Yet the series’ strongest challenge to standard action-movie operating procedure is the character of Gunter himself, a raging sociopath with whom the viewer is asked to laugh and for whom he or she is ostensibly rooting. Much like the protagonist of Sledge Hammer!, Gunter resembles one of The Expendables with the safety catch removed. He’s a morally compromised cartoon character, not above using his newly granted badge to his advantage—or, as seen in the first episode of the series, “Meet Gunter Vogler,” a weapon. It’s in that juxtaposition of good and evil that Bullet In The Face digs deepest for thematic resonance, though it does so with heavy hands: Gunter is, after all, a wolf in a sheep’s face. Just as the series is willing to play with audience perception and push the boundaries of what can be considered “heroic,” most of its characters have a secret wants and desires running beneath their surfaces. In the end, Tannhauser and Racken are the only characters allowed to be unambiguously villainous—which is all well and good, seeing as they’re the villains of the piece.

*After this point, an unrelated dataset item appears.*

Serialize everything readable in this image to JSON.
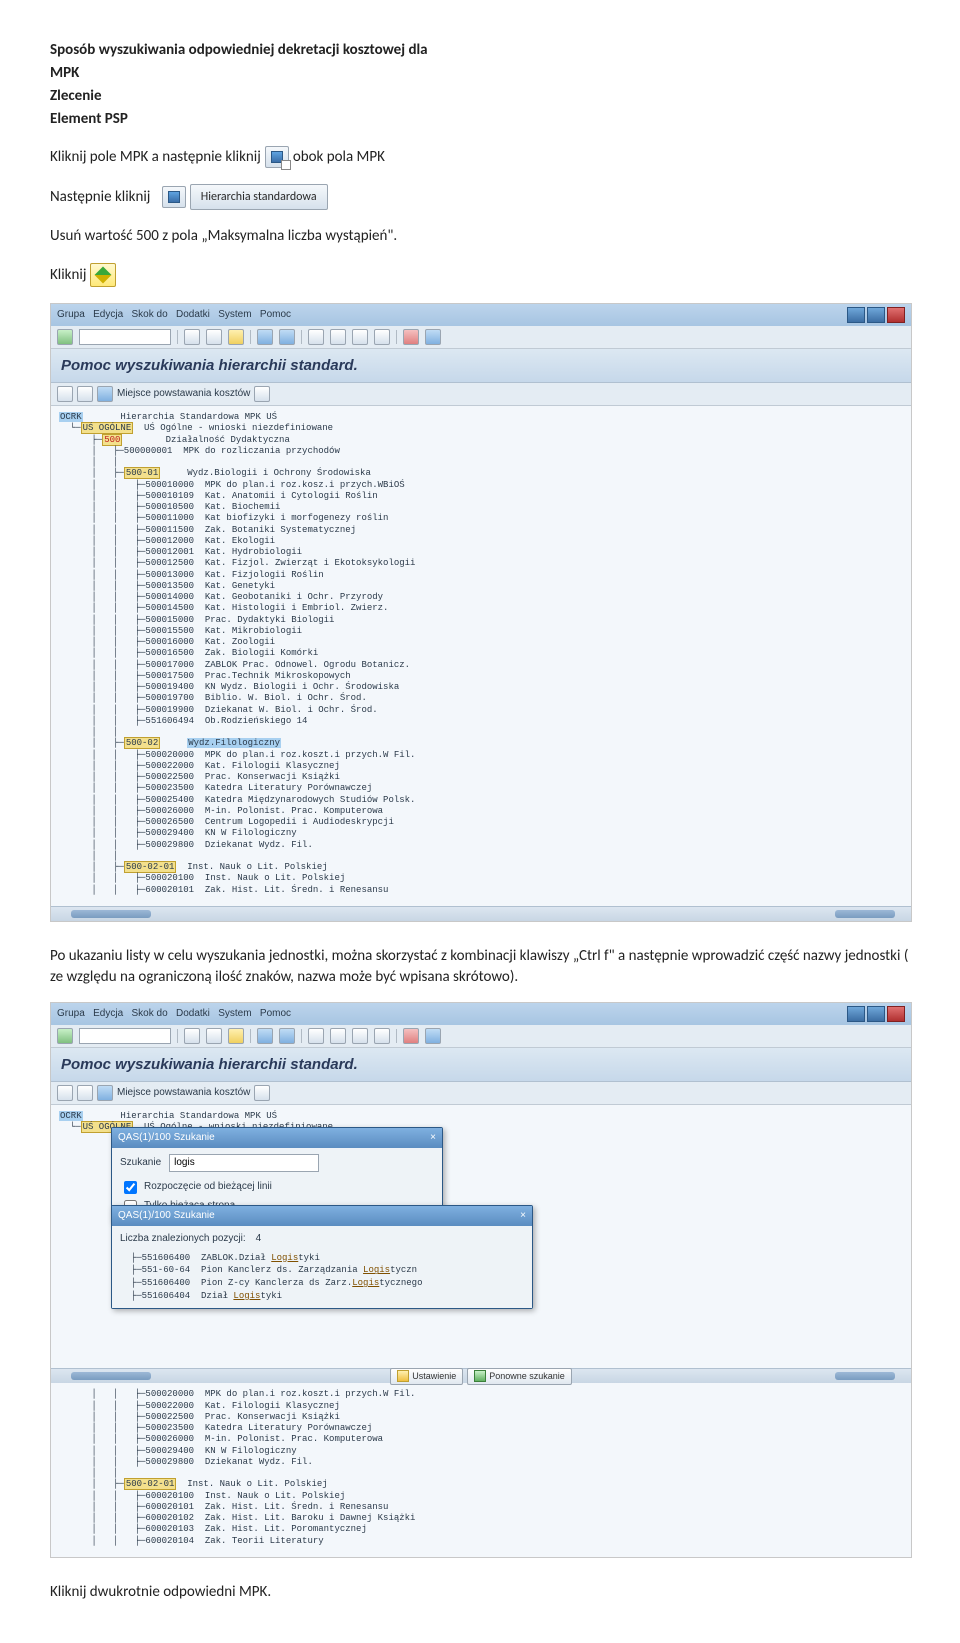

Though Bullet In The Face would benefit from having some space between its installments—watching all six in such short proximity highlights one major loose thread, involving the memories of Hagerman’s former partner—it’s for the best that the show landed on IFC. The network is increasingly cable’s go-to outlet for inventive, uncompromising comedy, and as such its viewers are less inclined to take an outlandishly violent show like this at, er, face value. But this is Tarantino-esque brutality: The blood is cherry Kool-Aid red, the gunplay frequent but not without consequence. It goes hand in hand with the jaundiced perspective and dark humor of the series, and at the end of such a dark summer in the real world (and at the end of a week that saw the debut of a military recruitment video disguised as a reality-competition series) it raises important questions about what we as TV viewers are comfortable watching and laughing at. Gunter is a deplorable human being, his actions frequently despicable, but within the heightened reality of Bullet In The Face, they can be funny—in an uncomfortable, “oh that’s not very funny and yet it is” way. Some men just want to watch the world burn; other men are the ones who knock. Bullet In The Face illustrates why we find such characters intriguing and where the line between fascination with an evil character and glorification of their actions is drawn. Sometimes, we laugh at them to avoid becoming them.